Women should be targeted during prevention efforts.
- Ebola infection and outbreaks are strongly gendered. The risk of infection and death is higher among women; in the 2000-2001 Uganda outbreak the proportion of Ebola cases was higher among women than men at all age-groups except 0-9 years.
- This is because women are more likely to care for the sick and to prepare deceased bodies for burial.
- Health educators should ensure that messaging reflects this increased risk and that information reaches women e.g. via women’s group meetings.
Health workers need on-going training and access to resources such as barrier-nursing supplies to help control the outbreak.

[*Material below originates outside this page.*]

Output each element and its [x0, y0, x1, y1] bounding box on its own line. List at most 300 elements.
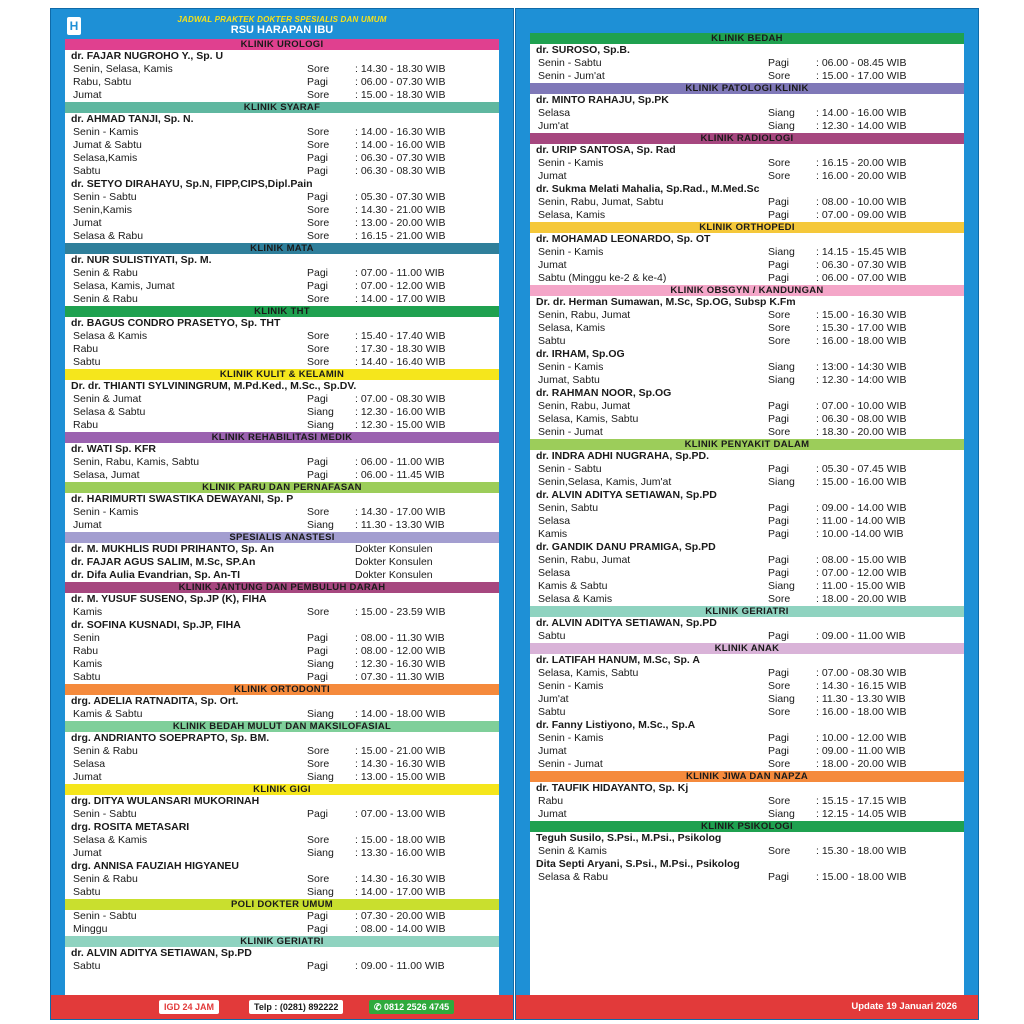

- The importance of incorporating these kinds of anthropological research-based recommendations is underlined by the WHO report Communication for behavioural impact. The report emphasises that ‘a one-size-fits-all response’ is not sufficient in responding to outbreaks and that ‘the response must be adjusted to local conditions’ (p.6)
Handout based on the following publication: Hewlett, B. S., & Hewlett, B. L. (2007). Ebola, Culture, and Politics: The Anthropology of an Emerging Disease. Belmont: Thomson.